Sluggish World Economy Affecting Missions

Baptist Press reports that Kevin and Jodi Nichols of Mississippi committed their lives to missions nearly two years ago -- but they will be in the U.S. for the foreseeable future. They planned to move to Russia with their four children in January. But in the midst of a rocky economy and shortfalls in missions giving, they won't be going anytime soon. The Nichols family's situation is a snapshot of how a struggling economy impacts lives -- both here and around the globe. Even in South Korea, one of the largest missionary-sending countries in the world, a sluggish U.S. economy has meant fewer sales and less money for local goods. As a result, fewer South Korean missionaries will have enough funds.

Christian Group to Pay Off $10K in Strangers' Parking Tickets

The Associated Press reports that a Christian group in Boise, Idaho, will offer those guilty of traffic violations a special Christmas gift. Last year, the Grace Gift Parable giveaway paid off almost $7,500 in unpaid parking tickets for passerby at City Hall.
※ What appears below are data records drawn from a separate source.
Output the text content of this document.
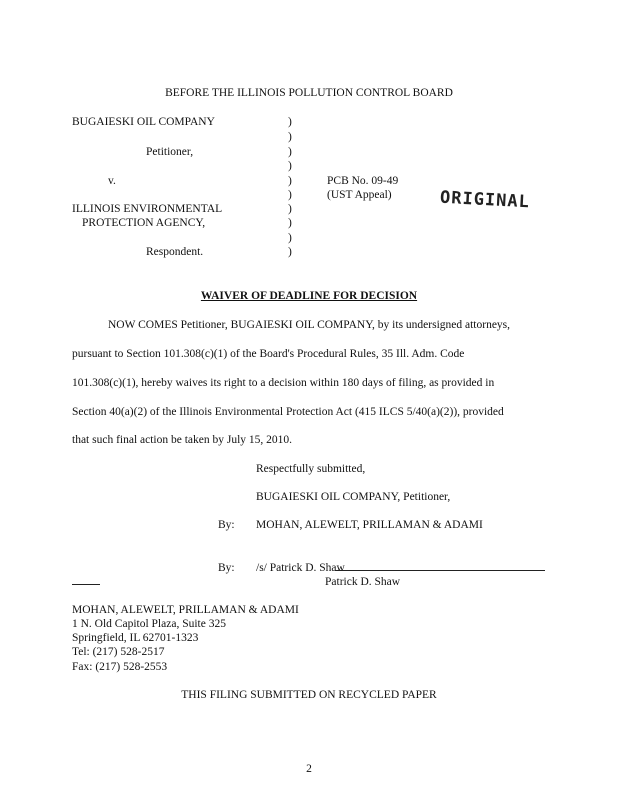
BEFORE THE ILLINOIS POLLUTION CONTROL BOARD
BUGAIESKI OIL COMPANY
​
Petitioner,
v.
ILLINOIS ENVIRONMENTAL
PROTECTION AGENCY,
Respondent.
)
)
)
)
)
)
)
)
)
)
PCB No. 09-49
(UST Appeal)	ORIGINAL
WAIVER OF DEADLINE FOR DECISION
NOW COMES Petitioner, BUGAIESKI OIL COMPANY, by its undersigned attorneys,
pursuant to Section 101.308(c)(1) of the Board's Procedural Rules, 35 Ill. Adm. Code
101.308(c)(1), hereby waives its right to a decision within 180 days of filing, as provided in
Section 40(a)(2) of the Illinois Environmental Protection Act (415 ILCS 5/40(a)(2)), provided
that such final action be taken by July 15, 2010.
Respectfully submitted,
BUGAIESKI OIL COMPANY, Petitioner,
By: MOHAN, ALEWELT, PRILLAMAN & ADAMI
By: /s/ Patrick D. Shaw
Patrick D. Shaw
MOHAN, ALEWELT, PRILLAMAN & ADAMI
1 N. Old Capitol Plaza, Suite 325
Springfield, IL 62701-1323
Tel: (217) 528-2517
Fax: (217) 528-2553
THIS FILING SUBMITTED ON RECYCLED PAPER
2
This year, thanks to area businesses and various churches in Treasure Valley, the group hopes to give away up to $10,000. Organizers plan to gather on Dec. 12 in front of City Hall and see what happens.  Montie Ralstin, Jr., the pastor at Boise Valley Christian Communion, says the event is to help people understand that even though they've made mistakes, forgiveness is available.

NIH Approves 13 New Stem Cell Lines

Religion News Service reports that the National Institutes of Health has approved the first human embryonic stem cell lines for research after President Obama lifted Bush-era bans on such research last March. "In accordance with the guidelines, these stem cell lines were derived from embryos that were donated under ethically sound informed consent processes," said Dr. Francis S. Collins, NIH director, in a Dec. 2 announcement. "More lines are under review now, and we anticipate continuing to expand this list of responsibly derived lines eligible for NIH funding." Eleven of the first 13 lines that were approved were produced at Children's Hospital Boston, and the other two were developed by Rockefeller University in New York.